Even though this procession of flowers, their colors and scents, is bound by time, the experience of cycling amongst them is timeless. Like so much I experience on a bike, it makes me glad for the whole person, the whole experience of life. In a car I am frequently concerned only with “getting there.” Upright on my slow Dutch bike, I enjoy the meaning of the journey itself.

Monday, April 16, 2012

The Potential for Human-Scaled Cities

On another errand, having crossed
two "speedways" to get there
The city I live in is a pretty good example of a situation many Americans face today: remnants of earlier livability rendered islands by moats of mechanized tyranny. Let me explain what I mean.

Many neighborhoods in our town were built prior to the complete dominance of automobiles. That meant that streets were essentially there to serve residences (of various descriptions), offices, churches, parks, shops, etc., rather than to provide high-speed throughways for cars. Over time, though, the auto-as-victor approach to thinking about towns and cities meant much beefier sorts of streets—looking like mini-freeways at times—were punched through the heart of towns and neighborhoods in order to “move traffic” through. Just about every street needed to present its speed-conscious credentials. These mock-major streets increasingly functioned as a sort of moat, making foot and cycle traffic seem much less desirable. The message that remained was simple: drive.

And drive we do. For distances that make no real sense when viewed from the safety of a map, we drive to places that should be easy walks or bikes. When experienced at the street level, though, it makes sense. The visual, auditory, and experiential cues all encourage one to choose the quiet, comfort, and safety of a car rather than the inconvenience and obvious second-class-citizen condition of a non-driver for these short hops. This, in turn, feeds many forms of social, physical, and (I would say) spiritual illness in our nation.
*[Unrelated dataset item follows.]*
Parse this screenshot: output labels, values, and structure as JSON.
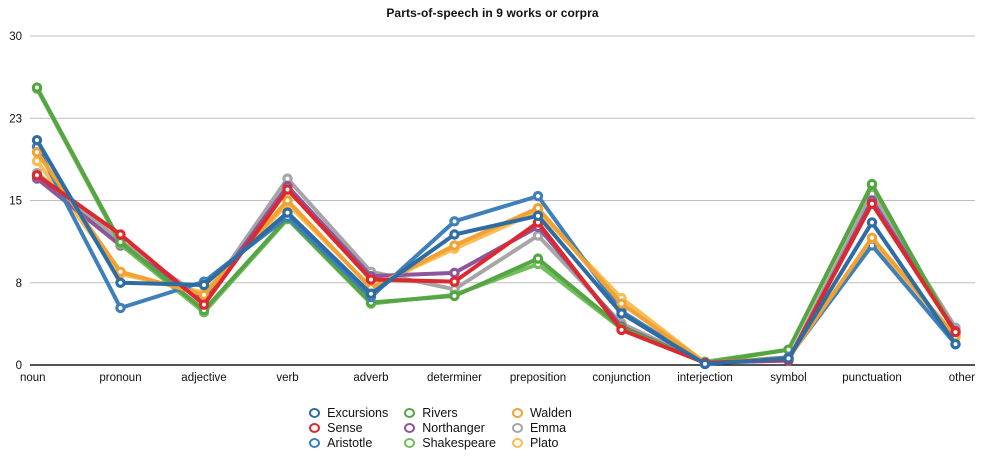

Cycling in our town can be quite pleasant in some neighborhoods—those still functioning on the human scale. But navigating the downtown core, for instance, is pretty tricky. It is instantly evident that, in spite of some sharrows, the downtown streets are mostly speedways designed for a false sense of efficiency (I drive these streets as well, and they are often quite clogged, in spite of the Indy 500 one-way grid treatment). I have learned a few tricks here and there, and developed some cunning ways to avoid the worst, but the message is still clear: drive.

Now, in our part of the world driving is often a far more enjoyable thing to do during the long rainy months (though I am quite surprised just how many enjoyable, dry days as a cyclist one actually can get here in the winter), but neighborhoods and downtowns designed with cycling and pedestrian concerns in mind are much more than “multi-modal” transportation tools: they are about reversing the many ill effects of that mechanical tyranny I spoke of earlier.

When I visit towns or cities that have put multi-modal transport in the mix, I note how much more human, enjoyable, attractive, and just plain interesting they are. I note that people form more of a personal relationship with their town, their neighborhood. When the emphasis moves from “just driving through it to get where you want” to “caring about it because it is part of your life,” everything changes. The pace, the level of attractiveness, the commitment to maintaining it—it all starts to matter. There are already pieces of this picture in our town, but what is missing, it seems to me, is "the bigger picture" of a basic commitment to putting the scale back to the person, not the car.

Cycling is not the solution to all of life’s ills. Some bike blogs get a little carried away with this. But, cycling is part of a much larger cultural renaissance, wherein people begin to matter more than machines and the anonymous culture of indifference that produces those machines. This is something I find hopeful, and one more reason to keep riding, noticing, and helping move the conversation towards a livability both old and new.